Industrial growth for April-September 2025 was the slowest in five years, registering at just 3%.
Q2 growth showed improvement at 4.1%, compared to 2% in Q1 of FY26.
The manufacturing sector grew by 4.8% in September 2025, the second highest in FY26.
Mining sector activity contracted in September 2025, Q2, and the first half of FY26.
More than half of the 23 main manufacturing sub-sectors contracted in Q2 of FY26.
The consumer non-durables sector has contracted for the last six consecutive quarters.
Half-Yearly (H1) IIP Growth Comparison — FY22 to FY25.png
Detailed Insights:
Manufacturing sector's growth bounced back to 4.1% in April-September 2025, after slowing to 3.8% in the first half of the previous year.
The July-September 2025 quarter saw the manufacturing sector grow by 4.9%, the fastest quarterly growth since the quarter ended December 2023.

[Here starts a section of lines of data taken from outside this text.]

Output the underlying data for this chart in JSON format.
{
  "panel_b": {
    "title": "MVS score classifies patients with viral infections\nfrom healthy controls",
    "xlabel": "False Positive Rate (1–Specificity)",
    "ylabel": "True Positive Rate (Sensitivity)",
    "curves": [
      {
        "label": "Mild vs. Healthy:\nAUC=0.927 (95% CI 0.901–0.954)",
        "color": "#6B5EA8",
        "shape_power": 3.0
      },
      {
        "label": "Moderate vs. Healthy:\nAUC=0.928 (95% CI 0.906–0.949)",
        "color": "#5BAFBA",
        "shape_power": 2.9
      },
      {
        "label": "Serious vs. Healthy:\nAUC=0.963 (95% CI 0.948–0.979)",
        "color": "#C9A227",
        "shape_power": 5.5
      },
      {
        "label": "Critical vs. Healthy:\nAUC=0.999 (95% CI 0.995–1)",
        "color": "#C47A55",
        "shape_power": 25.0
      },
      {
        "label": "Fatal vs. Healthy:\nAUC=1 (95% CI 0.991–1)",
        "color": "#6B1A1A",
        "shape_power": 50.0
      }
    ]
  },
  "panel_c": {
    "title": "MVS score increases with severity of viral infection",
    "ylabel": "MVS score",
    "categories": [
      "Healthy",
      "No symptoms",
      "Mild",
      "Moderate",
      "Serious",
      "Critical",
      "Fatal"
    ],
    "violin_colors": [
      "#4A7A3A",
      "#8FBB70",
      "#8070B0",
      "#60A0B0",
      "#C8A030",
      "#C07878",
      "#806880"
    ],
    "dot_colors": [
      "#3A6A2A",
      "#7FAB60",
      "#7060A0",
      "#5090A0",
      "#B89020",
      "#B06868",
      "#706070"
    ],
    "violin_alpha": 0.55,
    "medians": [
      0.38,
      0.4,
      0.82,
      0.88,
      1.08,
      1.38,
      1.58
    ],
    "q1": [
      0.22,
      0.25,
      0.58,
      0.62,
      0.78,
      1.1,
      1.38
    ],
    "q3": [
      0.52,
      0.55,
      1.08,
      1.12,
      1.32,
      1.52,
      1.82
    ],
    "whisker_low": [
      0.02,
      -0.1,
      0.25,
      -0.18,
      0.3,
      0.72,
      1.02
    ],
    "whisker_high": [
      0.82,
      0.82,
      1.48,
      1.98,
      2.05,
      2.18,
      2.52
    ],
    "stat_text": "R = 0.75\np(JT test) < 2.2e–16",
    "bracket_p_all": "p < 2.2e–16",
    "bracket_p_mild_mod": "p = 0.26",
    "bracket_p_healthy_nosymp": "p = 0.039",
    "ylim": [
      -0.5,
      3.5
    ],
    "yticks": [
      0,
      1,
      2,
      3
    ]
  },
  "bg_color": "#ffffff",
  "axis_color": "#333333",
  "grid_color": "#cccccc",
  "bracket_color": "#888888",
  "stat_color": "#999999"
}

Contraction in the mining sector is attributed to the monsoon, but its performance remains unusually poor, requiring focus on energy and strategic mineral security.
Growth in the manufacturing sector is not broad-based, with more than half of the 23 sub-sectors contracting in the July-September 2025 quarter.
Labour-intensive sectors like apparels, leather, rubber, and plastics contracted in September 2025, potentially impacting job creation.
Sectors that grew were mostly capital-intensive, including wood, mineral products, basic metals, and fabricated metal products.
The contraction in the consumer non-durables sector reflects slack demand, which policymakers have been addressing, with the solution lying in increasing incomes and creating jobs.
Key Concepts Involved:
Index of Industrial Production (IIP): An index that shows the growth rates in various industry groups of the economy in a specified period.
Base Effect: The distortion in a monthly inflation figure caused by abnormally high or low levels of inflation in the year-ago month.
Capital-Intensive Sectors: Industries that require a large amount of investment to produce a good or service.